5. I 11 (1912) Seit 2 Tagen konstatiere ich in mir Kühle und Gleichgültigkeit wann ich will. Gestern abend beim Spazierengehn war mir jedes kleine Straßengeräusch, jeder auf mich gerichtete Blick, jede Photographie in einem Auslagskasten wichtiger als ich.

Die Einförmigkeit.
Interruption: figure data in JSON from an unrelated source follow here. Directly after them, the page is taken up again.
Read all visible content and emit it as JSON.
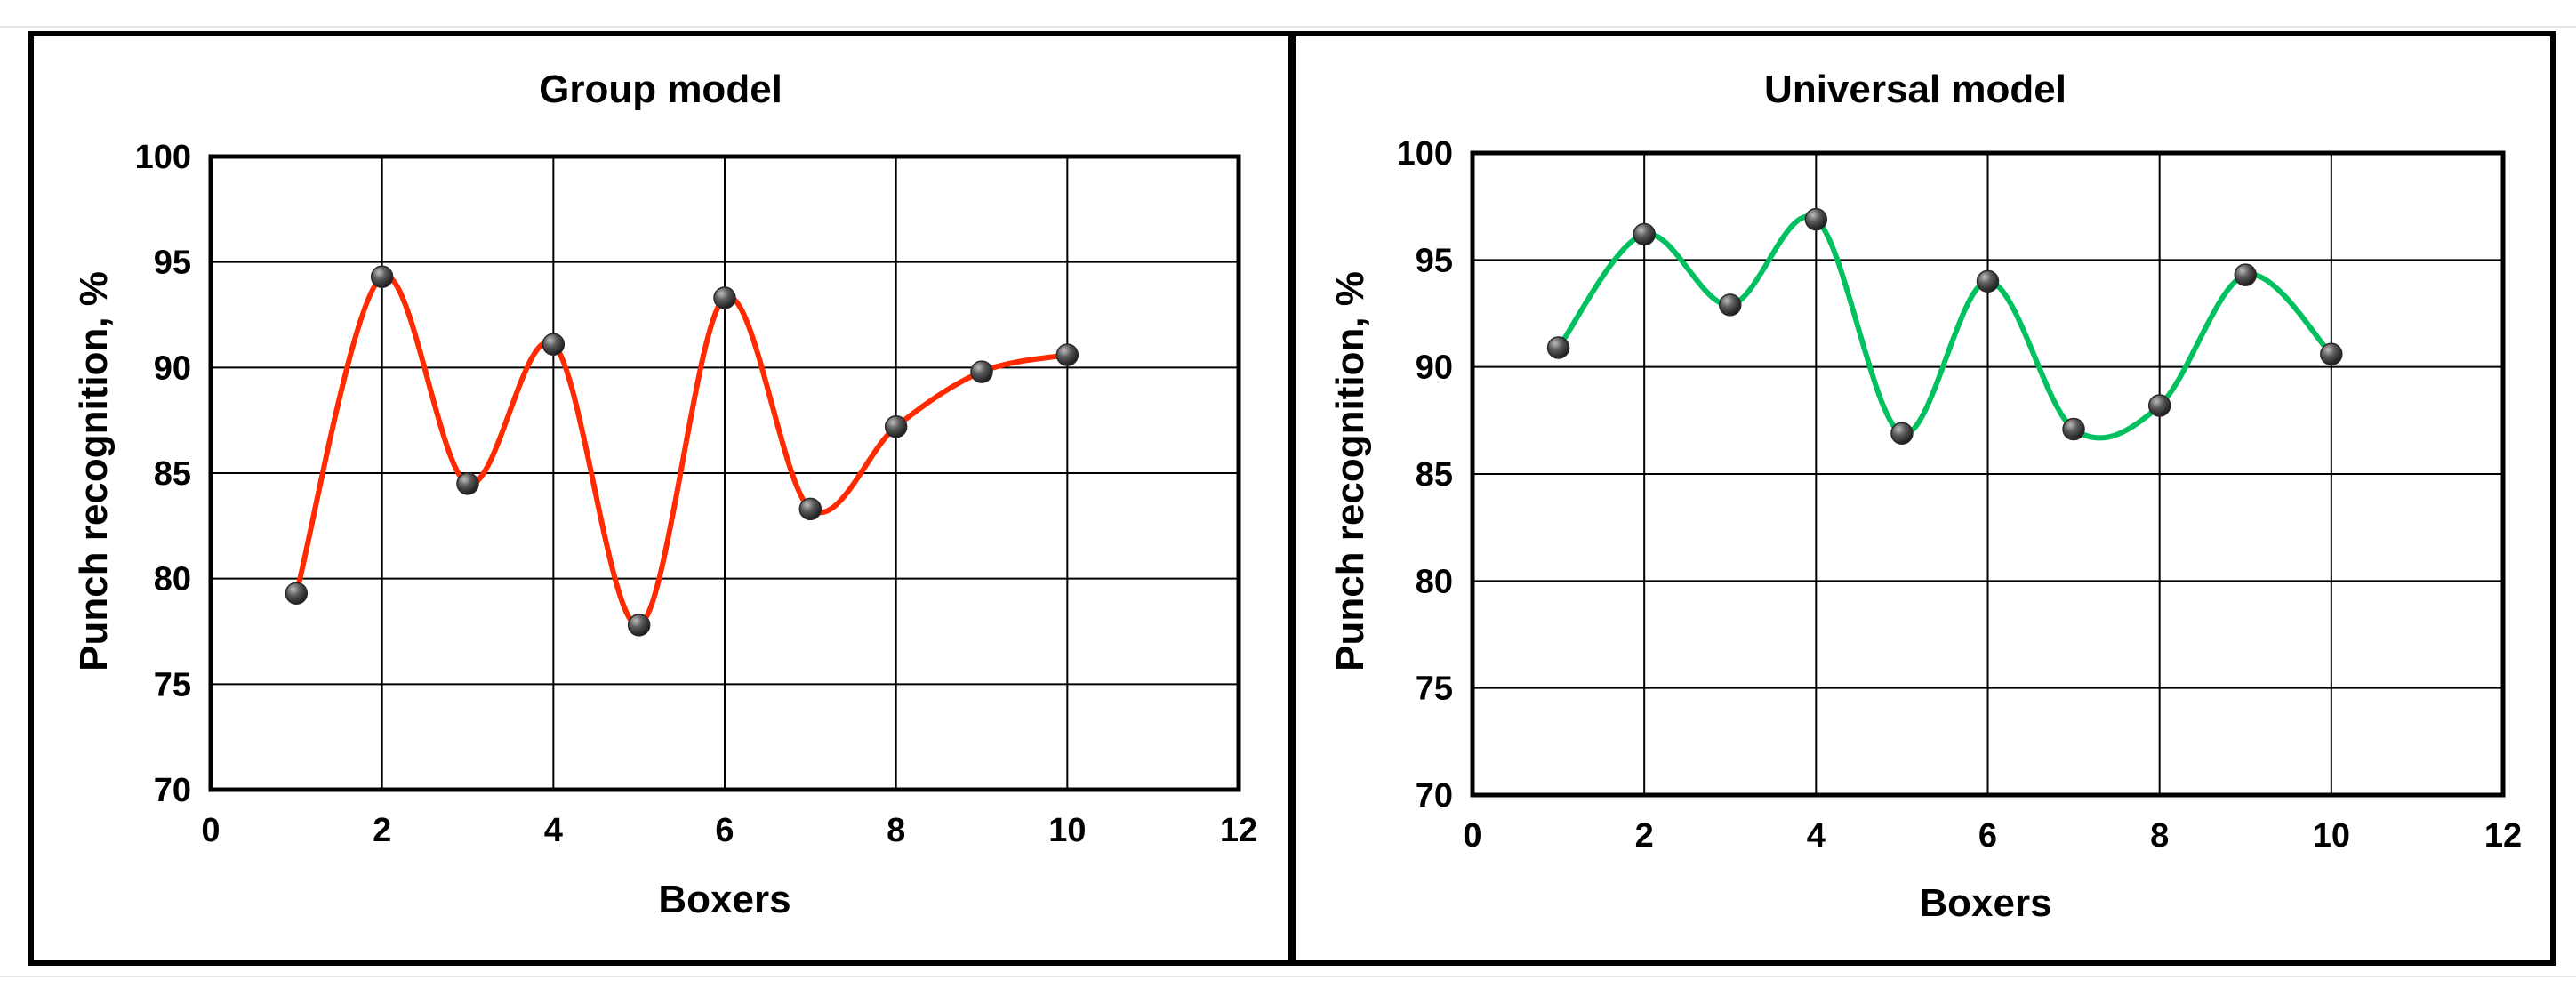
{
  "chart_data": [
    {
      "type": "line",
      "title": "Group model",
      "xlabel": "Boxers",
      "ylabel": "Punch recognition, %",
      "xlim": [
        0,
        12
      ],
      "ylim": [
        70,
        100
      ],
      "xticks": [
        0,
        2,
        4,
        6,
        8,
        10,
        12
      ],
      "yticks": [
        70,
        75,
        80,
        85,
        90,
        95,
        100
      ],
      "grid": true,
      "line_color": "#ff2a00",
      "marker_color": "#3c3c3c",
      "smooth": true,
      "series": [
        {
          "x": [
            1,
            2,
            3,
            4,
            5,
            6,
            7,
            8,
            9,
            10
          ],
          "y": [
            79.3,
            94.3,
            84.5,
            91.1,
            77.8,
            93.3,
            83.3,
            87.2,
            89.8,
            90.6
          ]
        }
      ]
    },
    {
      "type": "line",
      "title": "Universal model",
      "xlabel": "Boxers",
      "ylabel": "Punch recognition, %",
      "xlim": [
        0,
        12
      ],
      "ylim": [
        70,
        100
      ],
      "xticks": [
        0,
        2,
        4,
        6,
        8,
        10,
        12
      ],
      "yticks": [
        70,
        75,
        80,
        85,
        90,
        95,
        100
      ],
      "grid": true,
      "line_color": "#00c060",
      "marker_color": "#3c3c3c",
      "smooth": true,
      "series": [
        {
          "x": [
            1,
            2,
            3,
            4,
            5,
            6,
            7,
            8,
            9,
            10
          ],
          "y": [
            90.9,
            96.2,
            92.9,
            96.9,
            86.9,
            94.0,
            87.1,
            88.2,
            94.3,
            90.6
          ]
        }
      ]
    }
  ]
}
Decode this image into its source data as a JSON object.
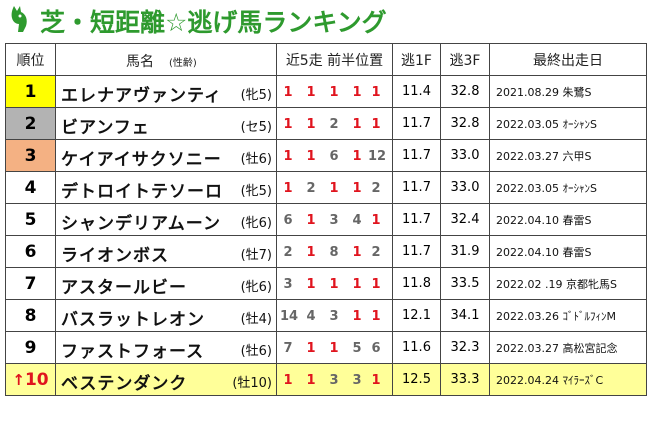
{
  "title": "芝・短距離☆逃げ馬ランキング",
  "headers": {
    "rank": "順位",
    "name": "馬名",
    "sexage": "(性齢)",
    "positions": "近5走 前半位置",
    "f1": "逃1F",
    "f3": "逃3F",
    "last": "最終出走日"
  },
  "rows": [
    {
      "rank": "1",
      "name": "エレナアヴァンティ",
      "sexage": "(牝5)",
      "pos": [
        "1",
        "1",
        "1",
        "1",
        "1"
      ],
      "f1": "11.4",
      "f3": "32.8",
      "last": "2021.08.29 朱鷺S"
    },
    {
      "rank": "2",
      "name": "ビアンフェ",
      "sexage": "(セ5)",
      "pos": [
        "1",
        "1",
        "2",
        "1",
        "1"
      ],
      "f1": "11.7",
      "f3": "32.8",
      "last": "2022.03.05 ｵｰｼｬﾝS"
    },
    {
      "rank": "3",
      "name": "ケイアイサクソニー",
      "sexage": "(牡6)",
      "pos": [
        "1",
        "1",
        "6",
        "1",
        "12"
      ],
      "f1": "11.7",
      "f3": "33.0",
      "last": "2022.03.27 六甲S"
    },
    {
      "rank": "4",
      "name": "デトロイトテソーロ",
      "sexage": "(牝5)",
      "pos": [
        "1",
        "2",
        "1",
        "1",
        "2"
      ],
      "f1": "11.7",
      "f3": "33.0",
      "last": "2022.03.05 ｵｰｼｬﾝS"
    },
    {
      "rank": "5",
      "name": "シャンデリアムーン",
      "sexage": "(牝6)",
      "pos": [
        "6",
        "1",
        "3",
        "4",
        "1"
      ],
      "f1": "11.7",
      "f3": "32.4",
      "last": "2022.04.10 春雷S"
    },
    {
      "rank": "6",
      "name": "ライオンボス",
      "sexage": "(牡7)",
      "pos": [
        "2",
        "1",
        "8",
        "1",
        "2"
      ],
      "f1": "11.7",
      "f3": "31.9",
      "last": "2022.04.10 春雷S"
    },
    {
      "rank": "7",
      "name": "アスタールビー",
      "sexage": "(牝6)",
      "pos": [
        "3",
        "1",
        "1",
        "1",
        "1"
      ],
      "f1": "11.8",
      "f3": "33.5",
      "last": "2022.02 .19 京都牝馬S"
    },
    {
      "rank": "8",
      "name": "バスラットレオン",
      "sexage": "(牡4)",
      "pos": [
        "14",
        "4",
        "3",
        "1",
        "1"
      ],
      "f1": "12.1",
      "f3": "34.1",
      "last": "2022.03.26 ｺﾞﾄﾞﾙﾌｨﾝM"
    },
    {
      "rank": "9",
      "name": "ファストフォース",
      "sexage": "(牡6)",
      "pos": [
        "7",
        "1",
        "1",
        "5",
        "6"
      ],
      "f1": "11.6",
      "f3": "32.3",
      "last": "2022.03.27 高松宮記念"
    },
    {
      "rank": "10",
      "arrow": "↑",
      "name": "ベステンダンク",
      "sexage": "(牡10)",
      "pos": [
        "1",
        "1",
        "3",
        "3",
        "1"
      ],
      "f1": "12.5",
      "f3": "33.3",
      "last": "2022.04.24 ﾏｲﾗｰｽﾞC"
    }
  ]
}
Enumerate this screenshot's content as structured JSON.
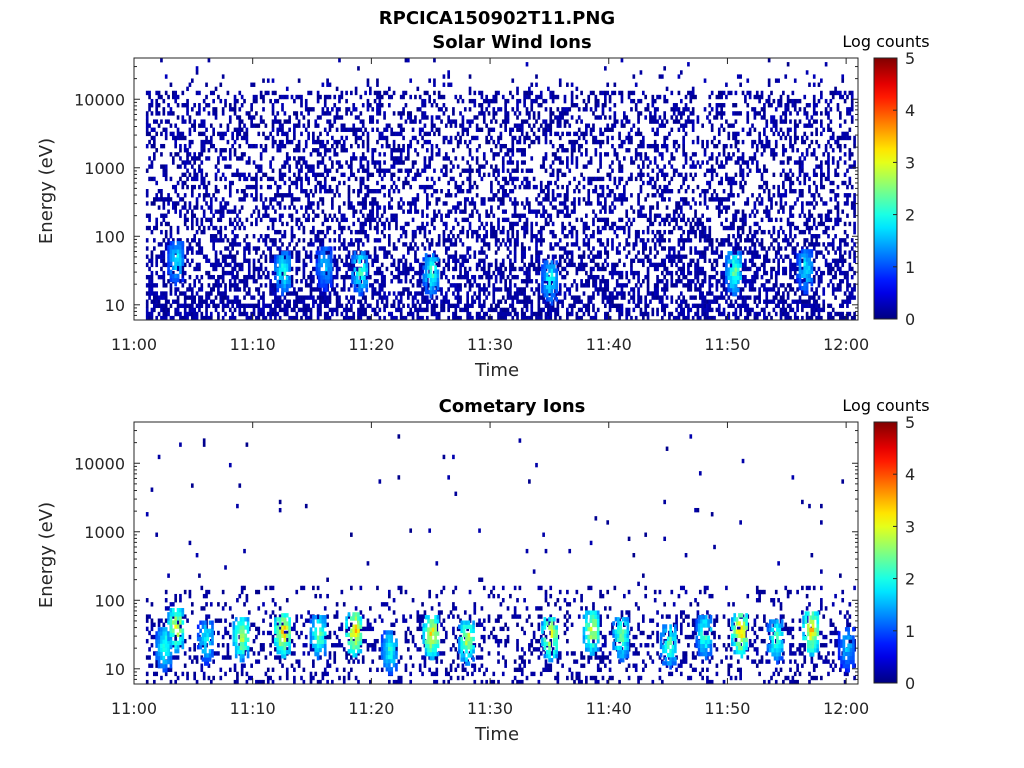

Geschichte

Wenn man sich am abend endgiltig entschlossen zu haben scheint, zuhausezubleiben, den Hausrock angezogen hat, nach dem Nachtmahl beim beleuchteten Tische sitzt und jene Arbeit oder jenes Spiel vorgenommen hat, nach dessen Beendigung man gewohnheitsmäßig schlafen geht, wenn draußen ein unfreundliches Wetter ist, das das Zuhausebleiben selbstverständlich macht, wenn man jetzt auch schon so lange bei Tisch still gehalten hat, dass das Weggehn nicht nur väterlichen Ärger sondern allgemeines Staunen hervorrufen müßte, wenn nun auch schon das Treppenhaus dunkel und das Haustor gesperrt ist und wenn man nun trotz alledem in einem plötzlichen Unbehagen aufsteht, den Rock wechselt, sofort straßenmäßig angezogen erscheint, weggehn zu müssen erklärt, es nach kurzem Abschied auch tut, je nach der Schnelligkeit mit der man die Wohnungstüre zuschlägt und damit die allgemeine Besprechung des Fortgehns abschneidet, mehr oder weniger Arger zu hinterlassen glaubt, wenn man sich auf der Gasse wiederfindet mit Gliedern, die diese schon unerwartete Freiheit, die man ihnen verschafft hat, mit besonderer Beweglichkeit belohnen, wenn man durch diesen einen Entschluß alle Entschlußfähigkeit in sich aufgeregt fühlt, wenn man mit größerer als der gewöhnlichen Bedeutung erkennt, dass man mehr Kraft als Bedürfnis hat, die schnellsten Veränderungen leicht zu bewirken und zu ertragen, dass man mit sich allein gelassen in Verstand und Ruhe und in deren Genusse wächst, dann ist man für diesen Abend so gänzlich aus seiner Familie ausgetreten, wie man es durchdringender durch die entferntesten Reisen nicht erreichen könnte und man hat ein Erlebnis gehabt, das man wegen seiner für Europa äußersten Einsamkeit nur russisch nennen kann. Verstärkt wird es noch, wenn man zu dieser späten Abendzeit einen Freund aufsucht, um nachzusehn, wie es ihm geht.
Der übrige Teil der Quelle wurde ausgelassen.